Kapitalizm ırkçılık ilkelliğini asla aşamaz. Çünkü insanın insan tarafından sömürüldüğü bir düzende, ırksal üstünlük fikri aşılamaz. Post-modern sosyologların ırkçılık/faşizm fenomenini kapitalist/emperyalist sistemin dışında ele alma gayretlerini geçiniz. 'Kurumsal ırkçılık'ın faşizme evirilmesini isteyen sermaye düzenidir. Krizlerine yanıt ve yardımcı olarak.
Bir haftadan beri Almanya kamuoyu göçmen kökenli avukata polisler tarafından gönderilen ölüm tehditli mektubu konuşuyor.
Nasyonal Sosyalist Yeraltı (NSU) davasının müdahil avukatlarından olan Seda Başay-Yıldız'a gönderilen ''NSU 2.0'' imzalı tehdit mektubunda, bir yığın ırkçı hakaret eşliğinde, iki yaşındaki kızının ''kesilerek'' öldürüleceği tehdidinde bulunulmuştu. Seda Başay-Yıldız'ın yerleşim bilgilerinin Frankfurt civarında bir karakoldan elde edildiğinin ortaya çıkması ile beş polis memurunun olayla ilgisine ulaşılmıştı.

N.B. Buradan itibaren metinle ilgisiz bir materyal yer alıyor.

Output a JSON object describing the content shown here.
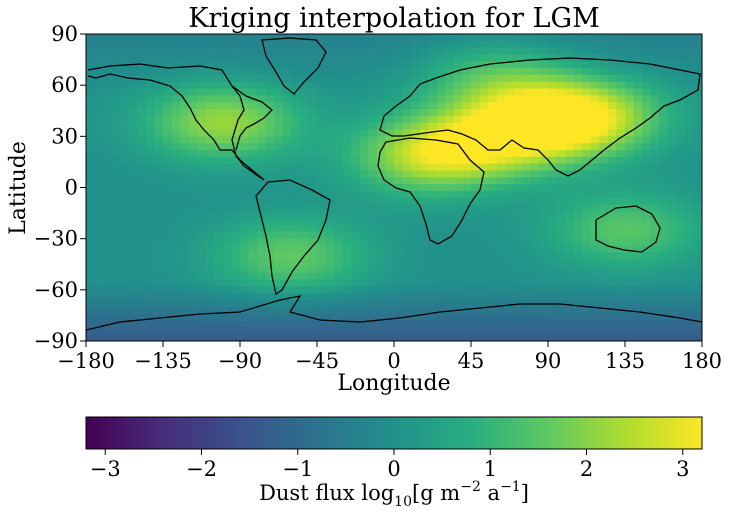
{
  "chart_data": {
    "type": "heatmap",
    "title": "Kriging interpolation for LGM",
    "xlabel": "Longitude",
    "ylabel": "Latitude",
    "xlim": [
      -180,
      180
    ],
    "ylim": [
      -90,
      90
    ],
    "x_ticks": [
      -180,
      -135,
      -90,
      -45,
      0,
      45,
      90,
      135,
      180
    ],
    "x_tick_labels": [
      "−180",
      "−135",
      "−90",
      "−45",
      "0",
      "45",
      "90",
      "135",
      "180"
    ],
    "y_ticks": [
      90,
      60,
      30,
      0,
      -30,
      -60,
      -90
    ],
    "y_tick_labels": [
      "90",
      "60",
      "30",
      "0",
      "−30",
      "−60",
      "−90"
    ],
    "colormap": "viridis",
    "colorbar": {
      "label_prefix": "Dust flux log",
      "label_sub": "10",
      "label_g": "[g m",
      "label_exp1": "−2",
      "label_a": " a",
      "label_exp2": "−1",
      "label_end": "]",
      "range": [
        -3.2,
        3.2
      ],
      "ticks": [
        -3,
        -2,
        -1,
        0,
        1,
        2,
        3
      ],
      "tick_labels": [
        "−3",
        "−2",
        "−1",
        "0",
        "1",
        "2",
        "3"
      ]
    },
    "field_hotspots": [
      {
        "lon": 20,
        "lat": 18,
        "value": 2.3
      },
      {
        "lon": 55,
        "lat": 28,
        "value": 1.8
      },
      {
        "lon": 90,
        "lat": 38,
        "value": 2.4
      },
      {
        "lon": 115,
        "lat": 42,
        "value": 1.9
      },
      {
        "lon": -100,
        "lat": 38,
        "value": 2.2
      },
      {
        "lon": -60,
        "lat": -40,
        "value": 1.6
      },
      {
        "lon": 135,
        "lat": -25,
        "value": 1.5
      },
      {
        "lon": 60,
        "lat": 65,
        "value": 1.4
      }
    ],
    "background_value": 0.0,
    "polar_low_value": -1.4
  }
}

Sözü geçen beş polisin, kurdukları whatsapp ağı üzerinden birbirleriyle Hitler fotoğrafları, Nazi sembolleri ve ırkçı sloganlar üzerinden irtibatlı oldukları deşifre edildi. Hessen eyalet başsavcılığı sözü geçen polislerin görevden el çektirildiğini açıklarken, Federal Adalet Bakanı SPD'li Katarina Barley, ''Aşırı sağcı kafa yapısının polis teşkilatında yeri yok'' diye esip gürledi.
Oysa Almanya'da güvenlik teşkilatları içerisinde ırkçı/faşist örgütlenme ve saldırıların haber konusu olmadığı bir gün dahi yok.
'BUZ DAĞININ YALNIZCA GÖRÜNEN YÜZÜ'
Frankfurt'daki beşli Neo-Nazi polis çetesini ''buz dağının yalnızca görünen yüzü'' olarak tanımlayan Sol Parti İç Politika Sözcü Vekili Martina Renner, Neues Deutschland gazetesine yaptığı açıklamada, ''Sonuçta sorulması gereken soru şudur: Polis içindeki Neo-Nazi ve ırkçılardan insanları kim koruyacak?'' (Neues Deutschland, 18 Aralık 2018)
En güvenilmez güvenlik örgütü olarak polis teşkilatı içerisinde ne zaman faşist bir saldırı ya da vukuat olsa ilk yapılan açıklama ''münferit vaka''dır!
Bu nakarat yine bozulmadı. Polis Sendikası Başkan Yardımcısı Jörg Radek, kendilerini ''NSU 2.0'' tanıtan Frankfurt hücresi hakkında yaptığı açıklamada, ''yapısal bir sorun görmediği''ni açıklamakta gecikmedi. Bu türden olayların büyütülmemesini salık veren Polis Sendikası Başkan Yardımcısı Radek'e yanıt veren NSU Davasını İzleme Komisyonu'ndan Caro Keller, ''münferit vaka iddiasının daha fazla ifade edilemeyeceği''ni bir kez daha dile getirdi.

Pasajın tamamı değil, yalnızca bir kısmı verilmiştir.